Motivations
Posted on by ejames
Over the past couple months or so we’ve had a number of non-programmers contacting us, looking for hackers to hire for their startup/project/idea/next-Facebook-to-be.
The logic goes — and you can almost hear it in their emails — that a university hacker is a good, cheap resource. One particular ad asked us for a candidate with ‘many scholarships, lots of research papers, and we’ll pay you $1000!’ — which might be a joke, but if true ignores the fact that such a candidate would be Google material, for close to $80,000 a year. I find most of these shoutouts rather sad. “Saw the email from x?” I’d sometimes ask Angad. “What do you think of it?” And in fact good ads are so rare that when we get one we rush to post it to our mailing list.
What most of these ads lack is an understanding of hacker motivations. When you’re posting a help-wanted ad, what you’re really asking a potential candidate to do is to weigh the cost/benefits of working for your unknown, unproven startup, when they can:
- Code for Google Summer of Code — which is incredibly attractive because you not only earn USD$5000 for 3 months of work, but you also get to work on an open source project (good for your resume); learn several new programming practices; and give back to the world.
- Intern with a elite program such as Startup Roots — (which we endorse, by the way).
- Code on personal projects — all hackers have one or two on the side, for fun; or
- Intern at a bank
So how do you hire a hacker if you’re not one yourself? One answer is to get the motivations for hacking right. Chris Dixon wrote a post recently titled Showing Up, where he says:
We went to places like the Media Lab and basically just sat ourselves down at lunch counters and awkwardly introduced ourselves: “Hi, my name is Chris Dixon and this is Tom Pinckney and we are starting a company and would love to talk to you about it.” Most students ignored us or thought we were annoying. I remember one student staring at us quizzically saying “startups still exist?” Most of our trips were fruitless. At one point after a failed trip we were on the Redline back to our office in downtown Boston and joked, depressingly, that we felt so out of place that people looked at us like time travelers from the dot-com bubble.When you’re asking a student programmer to work for you, you’re selling him two things: 1) your idea, and 2) yourself. If you’re not demonstrably smart, or if your project isn’t interesting, then it’s not likely that any hacker would want to work for you. Not with so many other options on the table.Our first breakthough came after a series of trips when a particularly talented programmer/designer named Hugo Liu re-approached us and said something like “hey, actually I thought about it and your idea doesn’t suck.” Then his friend David Gatenby talked to about joining us. We eventually recruited Hugo and David along with a brilliant undergraduate Matt Gattis. We had finally broken through. Matt and Hugo now work with us at Hunch along with some of their friends from MIT they brought along.

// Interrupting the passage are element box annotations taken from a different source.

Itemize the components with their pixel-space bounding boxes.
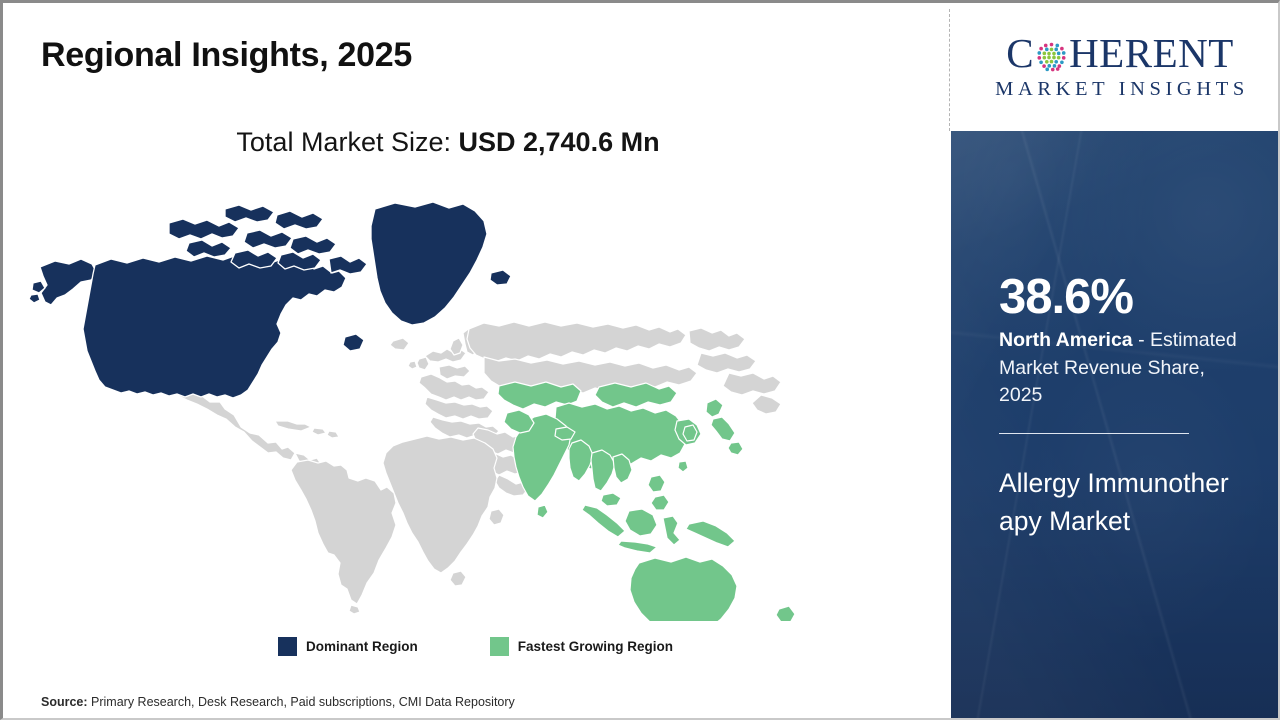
panel-divider: [949, 9, 950, 131]
legend-item-dominant: Dominant Region: [278, 637, 418, 656]
market-size-value: USD 2,740.6 Mn: [459, 127, 660, 157]
logo-tagline: MARKET INSIGHTS: [991, 78, 1249, 101]
share-region-name: North America: [999, 329, 1133, 351]
dotted-globe-icon: [1035, 39, 1068, 72]
source-label: Source:: [41, 695, 88, 709]
share-percentage: 38.6%: [999, 273, 1133, 322]
infographic-canvas: Regional Insights, 2025 Total Market Siz…: [0, 0, 1280, 720]
world-map: [29, 181, 859, 621]
world-map-svg: [29, 181, 859, 621]
left-panel: Regional Insights, 2025 Total Market Siz…: [3, 3, 948, 718]
legend-label-fastest: Fastest Growing Region: [518, 639, 673, 654]
brand-logo: C: [960, 3, 1280, 131]
logo-letter-c: C: [1006, 33, 1034, 74]
logo-wordmark: C: [1006, 33, 1234, 74]
source-text: Primary Research, Desk Research, Paid su…: [88, 695, 515, 709]
highlight-divider: [999, 433, 1189, 434]
market-title: Allergy Immunotherapy Market: [999, 465, 1231, 540]
legend-swatch-fastest: [490, 637, 509, 656]
total-market-size: Total Market Size: USD 2,740.6 Mn: [3, 127, 893, 158]
map-region-asia-pacific: [498, 382, 801, 621]
map-legend: Dominant Region Fastest Growing Region: [3, 637, 948, 656]
legend-swatch-dominant: [278, 637, 297, 656]
legend-label-dominant: Dominant Region: [306, 639, 418, 654]
legend-item-fastest-growing: Fastest Growing Region: [490, 637, 673, 656]
share-description: North America - Estimated Market Revenue…: [999, 327, 1247, 410]
logo-letters-herent: HERENT: [1069, 33, 1234, 74]
panel-background-texture: [951, 131, 1280, 718]
page-title: Regional Insights, 2025: [41, 36, 412, 75]
highlight-panel: 38.6% North America - Estimated Market R…: [951, 131, 1280, 718]
market-size-label: Total Market Size:: [236, 127, 451, 157]
source-note: Source: Primary Research, Desk Research,…: [41, 695, 515, 709]
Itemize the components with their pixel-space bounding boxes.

This is, however, a cop-out. The truth is that it’s hard to sell your idea when you have bad ideas, and it’s even harder to sell yourself if you’re not already a hacker (Pinkney, Dixon’s friend, is a brilliant programmer). The non-technical people who start companies and go on to do great things tend to do so with hackers who they’re already friends with. Which leaves us with: if you have bad ideas, or if you have absolutely no freaking clue of hacker culture, than nothing mentioned here will ever help you.

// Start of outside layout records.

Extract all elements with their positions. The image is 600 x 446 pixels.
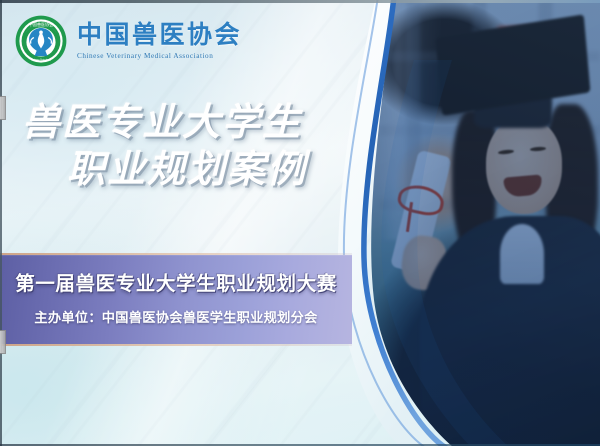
- association-logo-text: 中国兽医协会 Chinese Veterinary Medical Associ…: [77, 22, 242, 60]
- competition-band: 第一届兽医专业大学生职业规划大赛 主办单位：中国兽医协会兽医学生职业规划分会: [0, 255, 352, 344]
- competition-headline: 第一届兽医专业大学生职业规划大赛: [0, 267, 352, 296]
- poster-title-line-2: 职业规划案例: [22, 147, 372, 194]
- competition-organizer: 主办单位：中国兽医协会兽医学生职业规划分会: [0, 307, 352, 326]
- cvma-emblem-icon: 中国兽医协会 Chinese Veterinary: [14, 14, 68, 68]
- scroll-handle-upper[interactable]: [0, 96, 6, 120]
- svg-text:中国兽医协会: 中国兽医协会: [29, 21, 53, 27]
- poster-title-line-1: 兽医专业大学生: [22, 100, 372, 147]
- association-logo: 中国兽医协会 Chinese Veterinary 中国兽医协会 Chinese…: [14, 14, 242, 68]
- svg-text:Chinese Veterinary: Chinese Veterinary: [31, 58, 52, 61]
- association-name-en: Chinese Veterinary Medical Association: [77, 52, 242, 60]
- scroll-handle-lower[interactable]: [0, 330, 6, 354]
- association-name-cn: 中国兽医协会: [77, 22, 242, 49]
- poster-title: 兽医专业大学生 职业规划案例: [22, 100, 372, 193]
- window-left-edge: [0, 0, 2, 446]
- window-top-edge: [0, 0, 600, 3]
- poster-canvas: 中国兽医协会 Chinese Veterinary 中国兽医协会 Chinese…: [0, 0, 600, 446]
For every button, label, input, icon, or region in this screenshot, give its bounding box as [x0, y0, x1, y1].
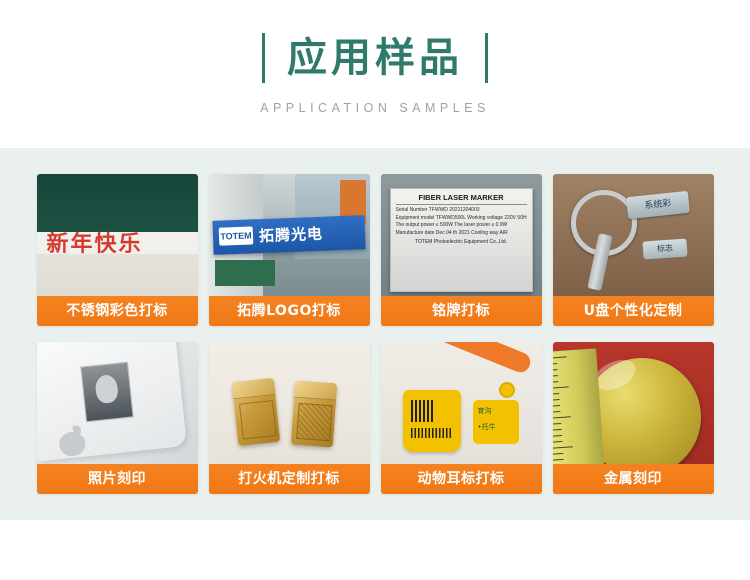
nameplate-line: Equipment model TFWWD500L Working voltag… [396, 215, 527, 223]
nameplate-footer: TOTEM Photoelectric Equipment Co.,Ltd. [396, 239, 527, 245]
sample-caption: 铭牌打标 [381, 296, 542, 326]
samples-grid: 新年快乐 不锈钢彩色打标 TOTEM 拓腾光电 [28, 174, 722, 494]
ear-tag-large [403, 390, 461, 452]
nameplate-line: The output power ≤ 500W The laser power … [396, 222, 527, 230]
sample-card[interactable]: 育沟 •托牛 动物耳标打标 [381, 342, 542, 494]
samples-section: 新年快乐 不锈钢彩色打标 TOTEM 拓腾光电 [0, 148, 750, 520]
sample-card[interactable]: FIBER LASER MARKER Serial Number TFWWD 2… [381, 174, 542, 326]
nameplate-line: Manufacture date Dec 04 th 2021 Cooling … [396, 230, 527, 238]
sample-card[interactable]: 系统彩 标志 U盘个性化定制 [553, 174, 714, 326]
page-subtitle: APPLICATION SAMPLES [260, 101, 490, 115]
page-footer-spacer [0, 520, 750, 580]
sample-caption: 金属刻印 [553, 464, 714, 494]
sample-caption: 打火机定制打标 [209, 464, 370, 494]
sample-caption: 照片刻印 [37, 464, 198, 494]
ear-tag-pin [499, 382, 515, 398]
ear-tag-text-line2: •托牛 [478, 422, 496, 432]
sample-caption: U盘个性化定制 [553, 296, 714, 326]
photo-text-new-year: 新年快乐 [47, 226, 143, 258]
sample-card[interactable]: 新年快乐 不锈钢彩色打标 [37, 174, 198, 326]
application-samples-page: 应用样品 APPLICATION SAMPLES 新年快乐 不锈钢彩色打标 [0, 0, 750, 580]
photo-text-totem-cn: 拓腾光电 [258, 223, 323, 246]
apple-logo-icon [57, 425, 86, 458]
engraved-portrait [80, 362, 134, 423]
ear-tag-text-line1: 育沟 [478, 406, 492, 416]
sample-card[interactable]: 金属刻印 [553, 342, 714, 494]
sample-card[interactable]: 打火机定制打标 [209, 342, 370, 494]
usb-tag-text: 系统彩 [626, 191, 690, 219]
usb-tag-secondary-text: 标志 [642, 238, 687, 259]
nameplate-header: FIBER LASER MARKER [396, 193, 527, 205]
qr-code-icon [411, 400, 433, 422]
title-row: 应用样品 [262, 33, 488, 83]
usb-tag: 系统彩 [626, 191, 690, 219]
title-divider-right [485, 33, 488, 83]
nameplate-line: Serial Number TFWWD 20211204003 [396, 207, 527, 215]
page-title: 应用样品 [287, 38, 463, 78]
sample-caption: 动物耳标打标 [381, 464, 542, 494]
totem-logo-icon: TOTEM [218, 226, 253, 245]
usb-tag-secondary: 标志 [642, 238, 687, 259]
sample-card[interactable]: 照片刻印 [37, 342, 198, 494]
page-header: 应用样品 APPLICATION SAMPLES [0, 0, 750, 148]
sample-caption: 不锈钢彩色打标 [37, 296, 198, 326]
sample-caption: 拓腾LOGO打标 [209, 296, 370, 326]
ear-tag-small: 育沟 •托牛 [473, 400, 519, 444]
sample-card[interactable]: TOTEM 拓腾光电 拓腾LOGO打标 [209, 174, 370, 326]
nameplate: FIBER LASER MARKER Serial Number TFWWD 2… [390, 188, 533, 292]
barcode-icon [411, 428, 453, 438]
title-divider-left [262, 33, 265, 83]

So what can help you? Here are a couple of things that I’ve found to be attractive in a ‘programmer-wanted’ ad:
- Know your problem space really, really well. Hackers have finely-tuned sensors for bullshit, because we absolutely hate it, and know it when we see it. This is a function of preferring to build things vs sitting around and talking about them. If you're not a domain expert in whatever you're doing — it's harder to get a hacker interested.
- Sell the problem. If you know something really deeply, it's also likely that you know the problems that people in the aforementioned field need to solve. Problems are very attractive to programmers. In fact, problems are especially attractive to programmers if they're well defined. Fortunately for you, problems in the real world are rarely as clear as problems in programming puzzles, even if real world problems are ultimately more important. Your job as a startup founder is to make that problem space definable, and then sell that to a hacker.
- Sell experience, not money. Most of us are attracted to people who try very hard to solve interesting problems. Some of us — the ones you can hire — think that the experience of doing something like that is more valuable than the money. It helps to take money (as an issue) off the table as soon as possible; know that there's no way you can compete with Google Summer of Code, or even a bank internship.
(Note: notice that ‘interesting problem’ can mean a lot more than a ‘startup that solves an interesting problem’. For instance, travel search engines are boring, but a travel search engine written in node.js (or Haskell, say) is incredibly attractive to a hacker. Unfortunately you have to be a hacker to understand that, and so we’re back at square one.)
Semi-related: why business co-founders should learn to code.
Update: A number of people have observed that point 3 was ‘off the mark’. It’s not. What I mean by it is that you should pay market rate — or enough, whatever that amount is — to take the issue off the table. Don’t sell yourself based on salary; it’s unlikely that you’ll win.